Iraqi Christians
gathered in Baghdad this weekend to mark Easter but celebrations were
tempered by fears Islamic State would eradicate their shrinking
community, even as the army launched a U.S.-backed offensive to retake
Mosul, their ancestral homeland. In
mid-2014, Christians in Mosul were forced to flee when Islamic State
seized the northern city and began destroying centuries-old religious
sites, ending a presence that once numbered in the tens of thousands and
dates back to Christianity's earliest years. U.S.-backed
Iraqi forces launched an offensive against Islamic State last week
touted as the beginning of a broader campaign to clear areas around
Mosul, though progress has been slow. "We
are threatened with extinction. This is a harsh word but every day we
are being depleted. Our people are traveling, migrating," said Father
Muyessir al-Mukhalisi, a priest at Saint George's Chaldean Church in
east Baghdad. Like millions of
other Iraqis forced to leave home by the jihadist group's seizure of a
third of the country, members of the Christian minority have moved from
northern towns and villages to the capital or other cities, and many
have joined the masses fleeing to Europe. Their numbers have fallen to a few hundred thousand from about 1.5 million before the U.S.-led invasion in 2003. Around
250 worshippers packed the pews for a Good Friday mass at the Catholic
church fortified with concrete blast walls, concertina wire and armed
policemen. Boys reenacted the
crucifixion of Jesus Christ and the congregation sang hymns alternating
between Arabic and a variant of the ancient Aramaic language spoken by
Jesus. The church provides food and
money to 45 families displaced from Mosul by the ultra-hardline Sunni
Muslim militants, who issued an ultimatum to Christians in 2014: pay a
tax, convert to Islam, or die by the sword. The jihadists then stripped
hundreds of Christian families of their possessions as they fled. Huda Meti Saeed,
30, who attended weekend services with her husband and three young
children, said her family left Mosul two years ago. An uncle living
there was kidnapped and killed around the same time. "We cannot return. Our neighbors came and took our house. They wanted to take us hostage and take all our valuables," she said. The
family does not plan to emigrate but even if the militants are soon
expelled, Saeed said she ruled out taking her family back to Mosul, the
largest city in the north where Sunni and Shi'ite Muslims, Christians
and Yazidis once coexisted. "Very few people are thinking about returning to Mosul," she said. TURN THE OTHER CHEEK Bishop
Basilio Yaldo preached against retribution on Friday, telling
worshippers that Jesus's message of forgiveness had never been more
relevant than it is today in Iraq. Some
Christians fight with the security forces while others have taken up
arms and formed militias to defend their lands against Islamic State on
the plains of Nineveh near Mosul, but the cleric's message seemed to
resonate with attendees. "Since we
were young, we were raised that there should be love and tolerance,"

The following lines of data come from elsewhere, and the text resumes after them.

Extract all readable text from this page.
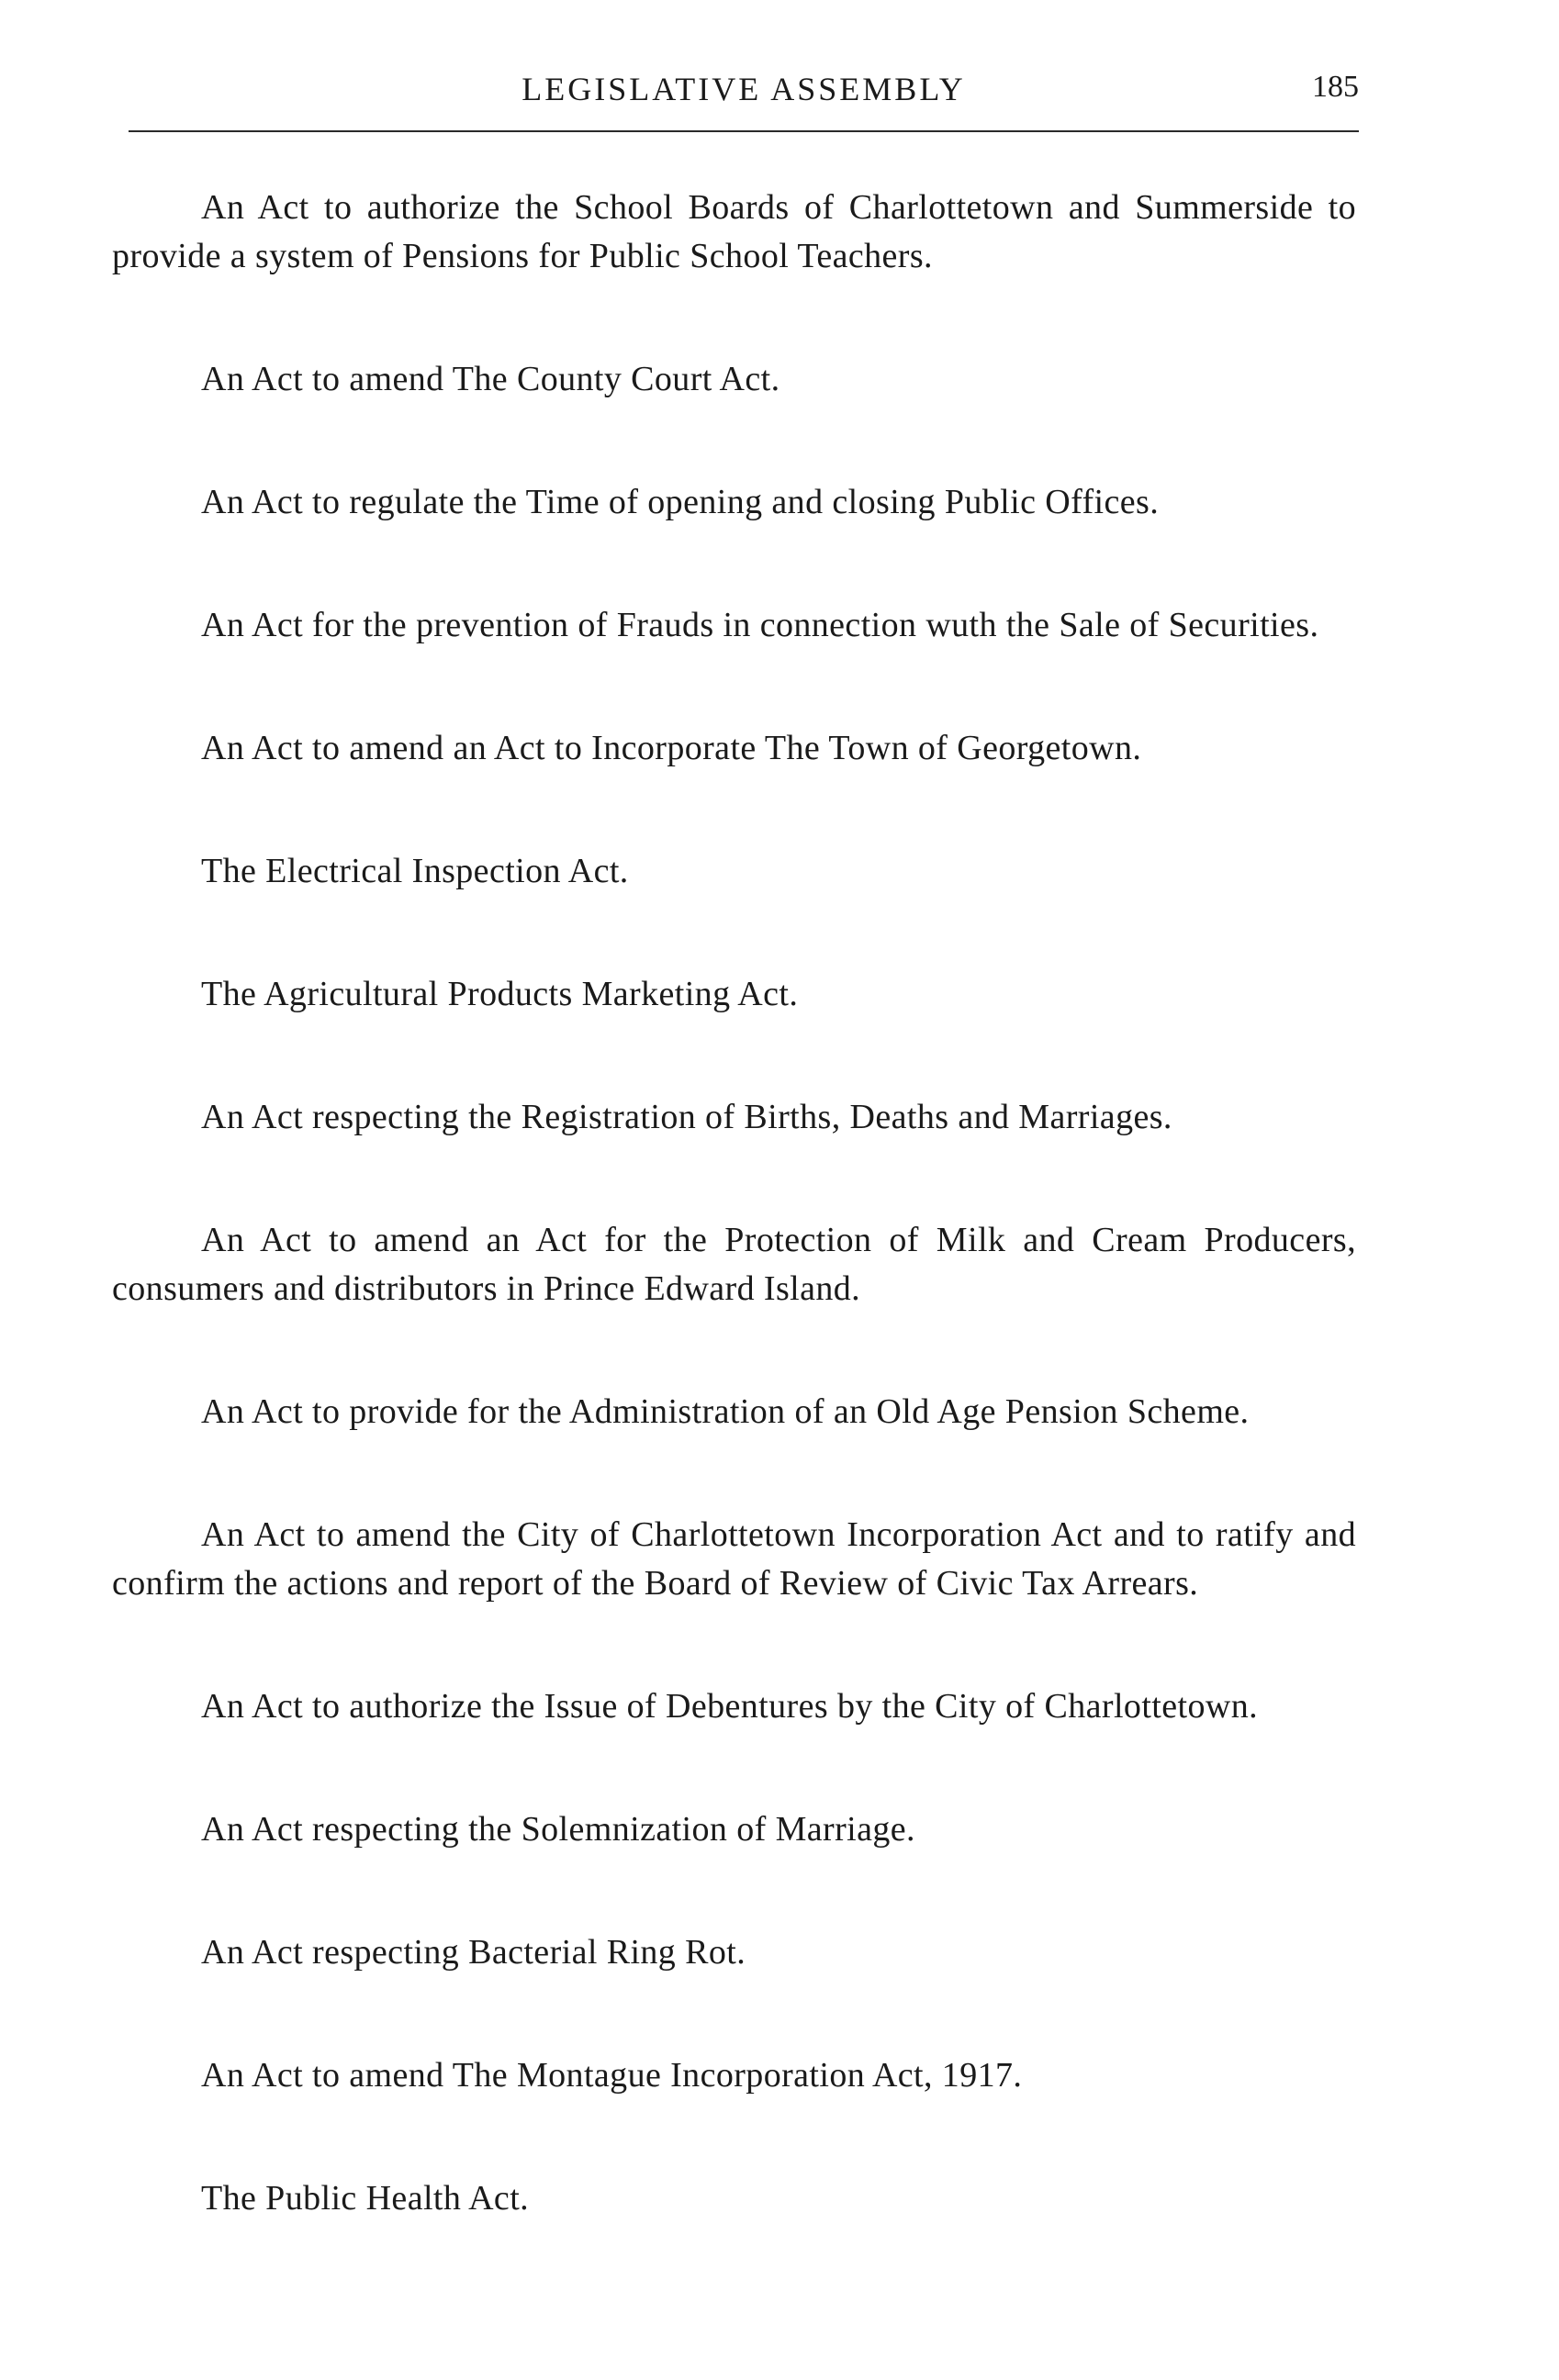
LEGISLATIVE ASSEMBLY	185

An Act to authorize the School Boards of Charlottetown and Summerside to provide a system of Pensions for Public School Teachers.

An Act to amend The County Court Act.

An Act to regulate the Time of opening and closing Public Offices.

An Act for the prevention of Frauds in connection wuth the Sale of Securities.

An Act to amend an Act to Incorporate The Town of Georgetown.

The Electrical Inspection Act.

The Agricultural Products Marketing Act.

An Act respecting the Registration of Births, Deaths and Marriages.

An Act to amend an Act for the Protection of Milk and Cream Producers, consumers and distributors in Prince Edward Island.

An Act to provide for the Administration of an Old Age Pension Scheme.

An Act to amend the City of Charlottetown Incorporation Act and to ratify and confirm the actions and report of the Board of Review of Civic Tax Arrears.

An Act to authorize the Issue of Debentures by the City of Charlottetown.

An Act respecting the Solemnization of Marriage.

An Act respecting Bacterial Ring Rot.

An Act to amend The Montague Incorporation Act, 1917.

The Public Health Act.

Reem Paulis Saada, a 27-year-old church volunteer, said after the mass.
"I will not seek revenge. What would I gain from revenge? It will come
back to hurt me." Saada, a pharmacist
who devotes much of her free time to the church, added that although
she was not hopeful about the future in Iraq, as one of the last members
of her family still living in the country she felt bound to stay. Christianity
in Iraq dates back to the first century, when it was said the Apostles
Thomas and Thaddeus brought the Gospel to the fertile flood plains of
the rivers Tigris and Euphrates. The
country is traditionally home to many different Eastern Rite churches,
both Catholic and Orthodox, and their presence was once a sign of Iraq's
ethnic and religious diversity. But
now Christians say they are often denied freedom of expression in the
predominantly Muslim country, and like many Iraqis, lack security, basic
services and economic opportunity. "The
issue is: what comes after the liberation of Mosul?" said Mukhalisi,
the priest, suggesting the Baghdad government needed to do more to
protect Christians in areas under its control. "Thinking only about
liberating Mosul does not provide relief to Christians."